Flow-like landslide is one of the most catastrophic types of natural hazards due to its high velocity and long travel distance. In 2019, a large catastrophic landslide was triggered by heavy rainfall and occurred in Shuicheng County, Guizhou, China. The Shuicheng landslide was characterized by a short slip time, high speed, and long sliding distance, causing significant damages to the downstream communities and properties. Depth-averaged models have been widely used to predict the velocity and runout distance of flow-like landslides. However, most of the existing depth-averaged models have various shortcomings for application in real-world simulations.

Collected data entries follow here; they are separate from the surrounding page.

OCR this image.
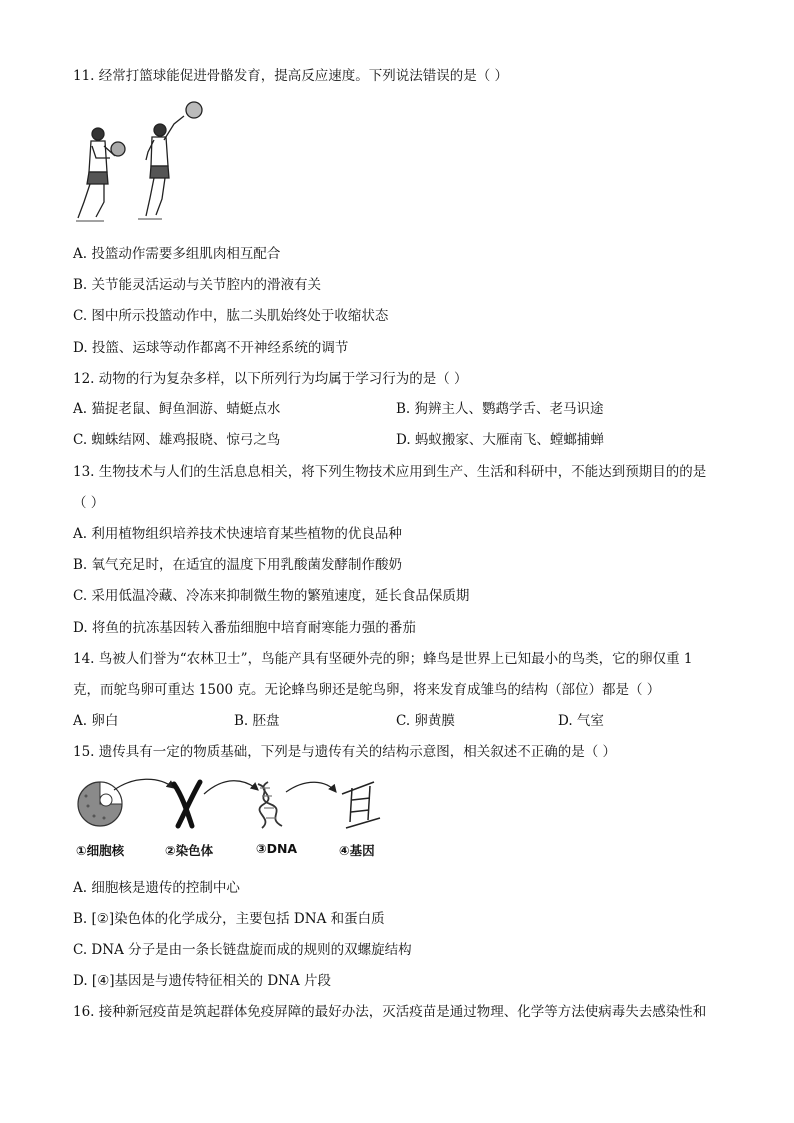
11. 经常打篮球能促进骨骼发育，提高反应速度。下列说法错误的是（ ）
A. 投篮动作需要多组肌肉相互配合
B. 关节能灵活运动与关节腔内的滑液有关
C. 图中所示投篮动作中，肱二头肌始终处于收缩状态
D. 投篮、运球等动作都离不开神经系统的调节
12. 动物的行为复杂多样，以下所列行为均属于学习行为的是（ ）
A. 猫捉老鼠、鲟鱼洄游、蜻蜓点水	B. 狗辨主人、鹦鹉学舌、老马识途
C. 蜘蛛结网、雄鸡报晓、惊弓之鸟	D. 蚂蚁搬家、大雁南飞、螳螂捕蝉
13. 生物技术与人们的生活息息相关，将下列生物技术应用到生产、生活和科研中，不能达到预期目的的是
（ ）
A. 利用植物组织培养技术快速培育某些植物的优良品种
B. 氧气充足时，在适宜的温度下用乳酸菌发酵制作酸奶
C. 采用低温冷藏、冷冻来抑制微生物的繁殖速度，延长食品保质期
D. 将鱼的抗冻基因转入番茄细胞中培育耐寒能力强的番茄
14. 鸟被人们誉为“农林卫士”，鸟能产具有坚硬外壳的卵；蜂鸟是世界上已知最小的鸟类，它的卵仅重 1
克，而鸵鸟卵可重达 1500 克。无论蜂鸟卵还是鸵鸟卵，将来发育成雏鸟的结构（部位）都是（ ）
A. 卵白	B. 胚盘	C. 卵黄膜	D. 气室
15. 遗传具有一定的物质基础，下列是与遗传有关的结构示意图，相关叙述不正确的是（ ）
①细胞核	②染色体	③DNA	④基因
A. 细胞核是遗传的控制中心
B. [②]染色体的化学成分，主要包括 DNA 和蛋白质
C. DNA 分子是由一条长链盘旋而成的规则的双螺旋结构
D. [④]基因是与遗传特征相关的 DNA 片段
16. 接种新冠疫苗是筑起群体免疫屏障的最好办法，灭活疫苗是通过物理、化学等方法使病毒失去感染性和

In this study, a high-performance depth-averaged model taking into account the effects of topography-related vertical acceleration and centrifugal force was used to examine the influence of complex 3-D terrain on the landslide movement process. The simulation results were in satisfactory agreement with the field observations. This work reveals the landslide movement process at different stages, including acceleration, diversion, secondary acceleration, impact, and deposition. The maximum average velocity was predicted to be 35 m/s, with a local maximum velocity exceeding 50 m/s. The seismic records obtained from the adjacent seismic stations and the predicted kinetic energy and velocity of the landslide event revealed a dual acceleration and obstruction process. It was also found that the movement process and final deposit morphology were strongly influenced by the complex terrain and were sensitive to the surface friction coefficient. This may also be the reason for the survival of some houses in the middle of the slope during the event. This study provides a reference for investigating long-runout, high-speed, flow-like landslides.